Janis put the phone on speaker and put it down on the ground. She knew it was too late for the two women, but she wanted to save the boy.
He's bleeding from the head…I have to stop it or he'll die, she thought, looking around for something to stop the blood flow. Here eyes rested on her nightgown and without further ado, she tore off a bottom section and pressed it over the boy's head wound. It was quickly stained red with blood.
“Janis?” her mother's voice said from the phone.
“Hi mom,” she replied.
“We're nearly there. It'll be about another thirty seconds more, okay?”
“Yeah. Fine.”
True to her word, the emergency team arrived seconds later.

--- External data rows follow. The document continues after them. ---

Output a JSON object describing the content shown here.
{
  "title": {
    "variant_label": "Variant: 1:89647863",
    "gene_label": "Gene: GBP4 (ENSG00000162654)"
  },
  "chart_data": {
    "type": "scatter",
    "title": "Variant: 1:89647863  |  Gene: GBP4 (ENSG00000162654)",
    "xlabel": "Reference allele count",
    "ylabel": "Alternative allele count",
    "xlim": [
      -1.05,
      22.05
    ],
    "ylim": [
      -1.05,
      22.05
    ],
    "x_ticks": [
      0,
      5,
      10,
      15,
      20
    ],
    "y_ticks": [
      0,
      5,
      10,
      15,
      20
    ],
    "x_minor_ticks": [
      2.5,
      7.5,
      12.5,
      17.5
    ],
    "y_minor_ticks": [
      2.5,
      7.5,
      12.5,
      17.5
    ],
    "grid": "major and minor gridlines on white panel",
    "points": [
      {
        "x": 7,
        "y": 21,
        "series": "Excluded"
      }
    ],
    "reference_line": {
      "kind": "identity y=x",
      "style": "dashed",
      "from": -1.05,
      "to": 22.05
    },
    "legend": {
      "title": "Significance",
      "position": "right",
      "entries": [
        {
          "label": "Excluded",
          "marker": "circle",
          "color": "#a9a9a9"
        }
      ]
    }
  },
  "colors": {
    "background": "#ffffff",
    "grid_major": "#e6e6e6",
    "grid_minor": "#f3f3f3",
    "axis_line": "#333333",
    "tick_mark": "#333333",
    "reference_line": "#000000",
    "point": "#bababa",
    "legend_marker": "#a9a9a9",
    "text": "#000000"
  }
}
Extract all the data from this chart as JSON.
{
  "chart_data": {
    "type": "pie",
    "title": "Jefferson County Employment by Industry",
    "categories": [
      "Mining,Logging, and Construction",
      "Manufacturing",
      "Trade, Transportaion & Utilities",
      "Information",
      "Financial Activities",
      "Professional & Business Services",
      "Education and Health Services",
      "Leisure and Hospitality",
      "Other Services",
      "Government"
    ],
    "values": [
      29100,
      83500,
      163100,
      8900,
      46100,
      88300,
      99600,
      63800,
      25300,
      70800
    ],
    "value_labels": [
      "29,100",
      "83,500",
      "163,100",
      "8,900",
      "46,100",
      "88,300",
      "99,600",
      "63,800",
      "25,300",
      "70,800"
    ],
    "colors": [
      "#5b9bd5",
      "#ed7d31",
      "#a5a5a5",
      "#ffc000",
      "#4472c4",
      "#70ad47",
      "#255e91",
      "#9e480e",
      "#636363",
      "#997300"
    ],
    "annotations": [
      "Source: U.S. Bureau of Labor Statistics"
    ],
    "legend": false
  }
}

Janis heard them speaking loudly from the front of the house.
“There appears to be nothing amiss.”
“God, not ANOTHER false alarm!”
“We'll check the perimeter.”
“Okay men…”
“And women!”
“…And women, lets head on around.”
Immediately following this last order, two officers appeared from around the left side of the house. One of them, the small red-headed woman, Janis recognized as her mother, Helen Weiss. The other was a slightly pudgy man in his late forties, his balding head covered by his blue officer's hat. This man was Helen's partner and close friend, Aaron Reicker.
“We got injured, captain!” Aaron yelled back around the house, “Man, they look bad. And what in God's name is that thing?”
“Alright, bring that ambulance around back, folks. We got people hurt back there. Lets go, lets go!”
The piercing wail of a siren assaulted Janis's ears, and she could see the reflection of the dancing red lights as the vehicle pulled all the way up the driveway. A group of people hopped out, carrying stretchers, and made their way into the backyard.
“Poor things…two of `em seemed to have passed on. The boy looks like he's alive, though. Well, lets get `em up,” the man who looked like he was in charge of the ambulance crew said.
“Careful, he's got a head wound,” Janis said as they stabilized the boy and put him on the stretcher. The head EMT nodded and kept the makeshift bandage pressed over the bleeding cut.
“You want to come in the ambulance with us? It may do him good to see someone near his age when he wakes up. Might prevent him from goin' nuts, too,” he asked. Janis looked silently at her mother, who nodded her approval.
“Give me a call when he wakes up, okay Janis? Get his name and we'll try to locate his family, if he has any left,” Helen instructed her daughter as Janis climbed into the emergency vehicle.
“Don't worry mom, I will,” Janis smiled at her mom before an EMT shut the hatch and the ambulance screamed off to the hospital in the nearby city of Manchester.